Cost: Both countries spend an enormous amount of money on healthcare. "Ils occupent les deux premieres places du classement mondial de la part de la richesse nationale - le PIB- consacrée a la santé." The U.S. wins the prize however by spending twice as much per person as France while not providing anything close to universal coverage. Why? Compared to France everything in the U.S. related to healthcare costs more whether its a basic trip to the doctor or an MRI scan. The other factor is the sheer cost of administration. In France, the country of the much-loved "functionnaire" (government worker), administrative costs for healthcare are surprisingly reasonable - only about 4%. In the U.S. it is nearly double that: 7.5% on average and up to 20% if one adds in the cost of risk management for hospitals and private insurance managed care schemes.
Public health organization: One result of the fairly limited national healthcare administrative costs in France has a rather perverse result according to Tabuteau and Rodwin. The social insurance system may be a large government-run system guaranteed as a basic right but the actual costs of administration and overall organization of the French public healthcare system are delegated to what are called "les partenaires sociaux" ("les agents économiques qui participent à des négociations d'ordre social") - in other words economic actors in the private sector. The situation is the exact opposite in the U.S. where it is the government that heavily regulates and routinely intervenes quite firmly in the area of public health. It's not just the power and prestige of institutions like the CDC, it is also the imposition of management systems like the government-mandated uniform reporting system for healthcare facilities.
Reform: Since the year 2000 France has moved more toward a system that is a convergence between public and private with private insurance companies and healthcare facilities having an even more important role to play than they did in the past. In 2014 the U.S. (provided that the courts agree) will move ever so slightly in the direction of European-style healthcare systems with a mandate that companies provide healthcare for their employees and that individuals be required to purchase some sort of healthcare insurance. The issue is the same in both countries regardless of how healthcare is organized and delivered since the costs are becoming a major political and economic problem. The question really is: how do you save what's good about both systems without bankrupting either country?

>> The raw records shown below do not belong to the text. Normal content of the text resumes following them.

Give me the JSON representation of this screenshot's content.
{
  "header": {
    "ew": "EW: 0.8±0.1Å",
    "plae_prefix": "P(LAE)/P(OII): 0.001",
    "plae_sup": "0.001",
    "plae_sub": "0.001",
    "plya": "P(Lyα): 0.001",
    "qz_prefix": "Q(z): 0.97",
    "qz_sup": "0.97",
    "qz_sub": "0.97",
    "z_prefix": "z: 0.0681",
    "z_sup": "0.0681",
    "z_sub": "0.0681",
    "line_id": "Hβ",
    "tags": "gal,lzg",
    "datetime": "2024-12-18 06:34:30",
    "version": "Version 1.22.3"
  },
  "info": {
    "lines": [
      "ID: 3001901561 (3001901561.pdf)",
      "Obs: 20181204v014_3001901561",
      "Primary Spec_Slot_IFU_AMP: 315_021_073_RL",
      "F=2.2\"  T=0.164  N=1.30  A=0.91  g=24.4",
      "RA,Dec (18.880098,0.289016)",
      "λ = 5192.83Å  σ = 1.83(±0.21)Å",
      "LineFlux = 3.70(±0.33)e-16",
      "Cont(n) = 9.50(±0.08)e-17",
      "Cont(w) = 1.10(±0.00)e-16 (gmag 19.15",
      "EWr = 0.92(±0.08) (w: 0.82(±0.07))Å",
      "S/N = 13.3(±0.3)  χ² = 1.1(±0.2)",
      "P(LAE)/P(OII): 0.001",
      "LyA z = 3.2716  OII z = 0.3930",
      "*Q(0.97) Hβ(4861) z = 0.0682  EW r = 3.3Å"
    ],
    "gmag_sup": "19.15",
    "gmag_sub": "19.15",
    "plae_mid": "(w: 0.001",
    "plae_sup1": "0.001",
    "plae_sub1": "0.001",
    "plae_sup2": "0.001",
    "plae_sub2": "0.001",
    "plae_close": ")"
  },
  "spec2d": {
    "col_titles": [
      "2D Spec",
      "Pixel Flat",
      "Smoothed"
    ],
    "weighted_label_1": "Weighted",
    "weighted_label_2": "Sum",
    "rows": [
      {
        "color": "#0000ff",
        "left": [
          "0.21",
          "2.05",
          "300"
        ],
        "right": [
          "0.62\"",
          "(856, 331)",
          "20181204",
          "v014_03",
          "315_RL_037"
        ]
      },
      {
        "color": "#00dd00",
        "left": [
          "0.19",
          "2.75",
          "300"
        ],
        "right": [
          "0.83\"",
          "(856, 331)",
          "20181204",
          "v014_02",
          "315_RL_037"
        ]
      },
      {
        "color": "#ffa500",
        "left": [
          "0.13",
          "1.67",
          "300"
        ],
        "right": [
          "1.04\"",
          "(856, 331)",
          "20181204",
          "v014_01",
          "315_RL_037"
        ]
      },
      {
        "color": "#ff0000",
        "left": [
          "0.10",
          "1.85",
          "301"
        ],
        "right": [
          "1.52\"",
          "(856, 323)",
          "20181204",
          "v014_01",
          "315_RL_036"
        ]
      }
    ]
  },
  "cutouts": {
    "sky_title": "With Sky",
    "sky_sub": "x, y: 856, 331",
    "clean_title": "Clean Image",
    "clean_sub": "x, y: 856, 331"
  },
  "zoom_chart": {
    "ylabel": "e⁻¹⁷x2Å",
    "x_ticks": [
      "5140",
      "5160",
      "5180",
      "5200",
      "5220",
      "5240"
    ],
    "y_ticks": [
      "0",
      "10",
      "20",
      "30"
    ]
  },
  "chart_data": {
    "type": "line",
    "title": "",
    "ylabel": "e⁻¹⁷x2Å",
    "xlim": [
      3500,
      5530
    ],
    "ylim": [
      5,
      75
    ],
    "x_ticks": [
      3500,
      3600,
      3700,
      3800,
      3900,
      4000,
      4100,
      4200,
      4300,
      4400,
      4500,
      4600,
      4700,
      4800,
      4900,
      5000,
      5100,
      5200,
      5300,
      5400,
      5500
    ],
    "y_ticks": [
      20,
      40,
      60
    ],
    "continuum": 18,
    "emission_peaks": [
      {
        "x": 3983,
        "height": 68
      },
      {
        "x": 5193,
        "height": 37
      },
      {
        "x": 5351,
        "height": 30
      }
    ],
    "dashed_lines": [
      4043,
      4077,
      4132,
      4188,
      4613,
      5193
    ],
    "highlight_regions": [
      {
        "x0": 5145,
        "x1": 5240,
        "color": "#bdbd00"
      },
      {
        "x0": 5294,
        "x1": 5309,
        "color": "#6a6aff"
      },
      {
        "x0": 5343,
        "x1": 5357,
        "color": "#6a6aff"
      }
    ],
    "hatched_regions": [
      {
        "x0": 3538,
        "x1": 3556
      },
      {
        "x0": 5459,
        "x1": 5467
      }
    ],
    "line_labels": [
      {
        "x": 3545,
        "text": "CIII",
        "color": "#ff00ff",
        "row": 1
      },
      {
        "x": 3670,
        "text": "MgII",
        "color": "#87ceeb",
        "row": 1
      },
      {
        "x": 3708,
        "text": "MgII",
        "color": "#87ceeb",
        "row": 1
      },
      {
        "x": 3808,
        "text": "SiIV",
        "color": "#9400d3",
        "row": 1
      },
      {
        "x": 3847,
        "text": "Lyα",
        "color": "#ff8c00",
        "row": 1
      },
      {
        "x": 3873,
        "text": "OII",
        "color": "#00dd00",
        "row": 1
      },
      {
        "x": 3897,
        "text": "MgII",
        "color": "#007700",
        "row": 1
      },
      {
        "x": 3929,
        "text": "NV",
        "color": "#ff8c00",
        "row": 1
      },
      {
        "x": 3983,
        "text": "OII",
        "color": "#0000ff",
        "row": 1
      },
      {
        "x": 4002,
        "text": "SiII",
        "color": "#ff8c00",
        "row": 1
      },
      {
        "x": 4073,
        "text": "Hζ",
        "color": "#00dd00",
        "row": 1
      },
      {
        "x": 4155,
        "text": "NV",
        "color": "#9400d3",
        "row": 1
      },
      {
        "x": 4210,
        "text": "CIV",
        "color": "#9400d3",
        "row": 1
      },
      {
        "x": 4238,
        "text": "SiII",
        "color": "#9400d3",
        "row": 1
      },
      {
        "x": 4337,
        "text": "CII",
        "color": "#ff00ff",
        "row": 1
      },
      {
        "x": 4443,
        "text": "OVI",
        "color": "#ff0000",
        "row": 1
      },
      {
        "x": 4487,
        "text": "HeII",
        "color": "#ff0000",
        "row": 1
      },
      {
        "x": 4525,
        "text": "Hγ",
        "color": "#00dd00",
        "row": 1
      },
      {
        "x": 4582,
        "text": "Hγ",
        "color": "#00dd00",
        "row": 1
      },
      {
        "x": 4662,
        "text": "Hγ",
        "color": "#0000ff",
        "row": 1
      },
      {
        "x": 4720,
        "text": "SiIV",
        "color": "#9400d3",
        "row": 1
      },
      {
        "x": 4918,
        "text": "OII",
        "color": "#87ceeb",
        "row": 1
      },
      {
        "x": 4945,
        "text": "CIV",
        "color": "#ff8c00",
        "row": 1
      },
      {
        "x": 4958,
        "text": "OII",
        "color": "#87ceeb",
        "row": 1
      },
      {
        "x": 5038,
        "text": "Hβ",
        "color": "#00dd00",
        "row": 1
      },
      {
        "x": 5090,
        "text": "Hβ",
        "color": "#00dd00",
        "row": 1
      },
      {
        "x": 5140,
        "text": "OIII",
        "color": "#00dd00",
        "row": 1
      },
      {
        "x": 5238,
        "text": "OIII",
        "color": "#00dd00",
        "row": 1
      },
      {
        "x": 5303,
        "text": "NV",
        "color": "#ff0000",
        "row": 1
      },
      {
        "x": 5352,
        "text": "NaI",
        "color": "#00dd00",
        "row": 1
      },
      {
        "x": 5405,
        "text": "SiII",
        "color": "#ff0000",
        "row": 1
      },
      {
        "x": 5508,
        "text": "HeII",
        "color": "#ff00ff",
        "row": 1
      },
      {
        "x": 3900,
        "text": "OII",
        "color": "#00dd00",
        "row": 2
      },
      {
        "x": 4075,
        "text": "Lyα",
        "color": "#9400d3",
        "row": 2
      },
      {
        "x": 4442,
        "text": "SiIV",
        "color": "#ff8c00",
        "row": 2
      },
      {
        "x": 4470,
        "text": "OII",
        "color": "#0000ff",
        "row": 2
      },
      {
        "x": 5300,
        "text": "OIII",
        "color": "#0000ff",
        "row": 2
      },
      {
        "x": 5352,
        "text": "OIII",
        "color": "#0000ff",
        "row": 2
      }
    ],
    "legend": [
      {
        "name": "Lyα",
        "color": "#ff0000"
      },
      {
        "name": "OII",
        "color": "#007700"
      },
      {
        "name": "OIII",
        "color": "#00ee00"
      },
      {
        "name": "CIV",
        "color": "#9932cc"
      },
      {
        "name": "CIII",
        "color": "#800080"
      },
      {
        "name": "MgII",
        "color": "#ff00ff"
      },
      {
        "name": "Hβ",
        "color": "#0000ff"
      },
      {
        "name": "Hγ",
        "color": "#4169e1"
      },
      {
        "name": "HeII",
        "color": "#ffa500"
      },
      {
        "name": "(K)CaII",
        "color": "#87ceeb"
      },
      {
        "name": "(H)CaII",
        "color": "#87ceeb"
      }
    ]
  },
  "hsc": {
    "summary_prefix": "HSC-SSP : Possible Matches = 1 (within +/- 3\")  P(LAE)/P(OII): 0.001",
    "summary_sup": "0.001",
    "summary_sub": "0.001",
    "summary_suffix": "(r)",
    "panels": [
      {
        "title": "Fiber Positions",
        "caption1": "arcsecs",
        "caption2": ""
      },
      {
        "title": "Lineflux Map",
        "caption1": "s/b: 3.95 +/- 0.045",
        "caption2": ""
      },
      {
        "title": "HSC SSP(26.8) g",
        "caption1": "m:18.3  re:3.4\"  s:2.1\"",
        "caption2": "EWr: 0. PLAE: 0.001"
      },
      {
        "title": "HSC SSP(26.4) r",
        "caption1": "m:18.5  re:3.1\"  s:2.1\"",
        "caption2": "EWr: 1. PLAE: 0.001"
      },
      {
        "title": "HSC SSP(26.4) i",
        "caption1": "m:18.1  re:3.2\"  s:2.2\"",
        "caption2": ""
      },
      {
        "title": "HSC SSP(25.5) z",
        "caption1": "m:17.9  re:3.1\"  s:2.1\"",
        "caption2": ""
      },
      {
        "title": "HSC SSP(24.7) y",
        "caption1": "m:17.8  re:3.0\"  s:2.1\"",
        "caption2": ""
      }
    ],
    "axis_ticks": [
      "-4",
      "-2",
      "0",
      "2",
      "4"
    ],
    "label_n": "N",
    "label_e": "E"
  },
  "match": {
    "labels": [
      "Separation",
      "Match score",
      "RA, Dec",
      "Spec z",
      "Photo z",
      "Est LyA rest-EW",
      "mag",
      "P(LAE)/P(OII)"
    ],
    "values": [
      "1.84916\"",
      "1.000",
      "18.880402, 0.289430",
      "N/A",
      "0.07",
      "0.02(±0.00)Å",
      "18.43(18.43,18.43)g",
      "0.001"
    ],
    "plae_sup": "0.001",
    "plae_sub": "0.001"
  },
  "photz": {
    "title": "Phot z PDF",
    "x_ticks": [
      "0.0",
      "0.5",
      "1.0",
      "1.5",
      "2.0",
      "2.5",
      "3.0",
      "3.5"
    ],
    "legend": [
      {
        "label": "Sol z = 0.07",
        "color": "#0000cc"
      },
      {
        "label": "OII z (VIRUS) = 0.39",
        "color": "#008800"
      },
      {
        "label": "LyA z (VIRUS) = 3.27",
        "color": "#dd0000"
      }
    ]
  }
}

That is a conundrum that politicians and voters on both sides of the Atlantic will be grappling with for the foreseeable future. One thing is sure, however, limiting access to healthcare to legal residents and citizens (and denying it to other migrants or illegal immigrants) isn't going to balance the books and preserve the system in either country. Immigrants are not responsible for the outrageous administrative costs in the U.S. (that's due to the fractured nature of the system). In France, even if it was decided tomorrow to deny access to every undocumented person and restrict the access of short-term migrants, this wouldn't even put a minor dent in the deficit. No easy answers, folks, no simple solutions and citizens in both countries need to wake up, smell the coffee and set aside the kool-aid proposed by their very dishonest and self-serving politicians.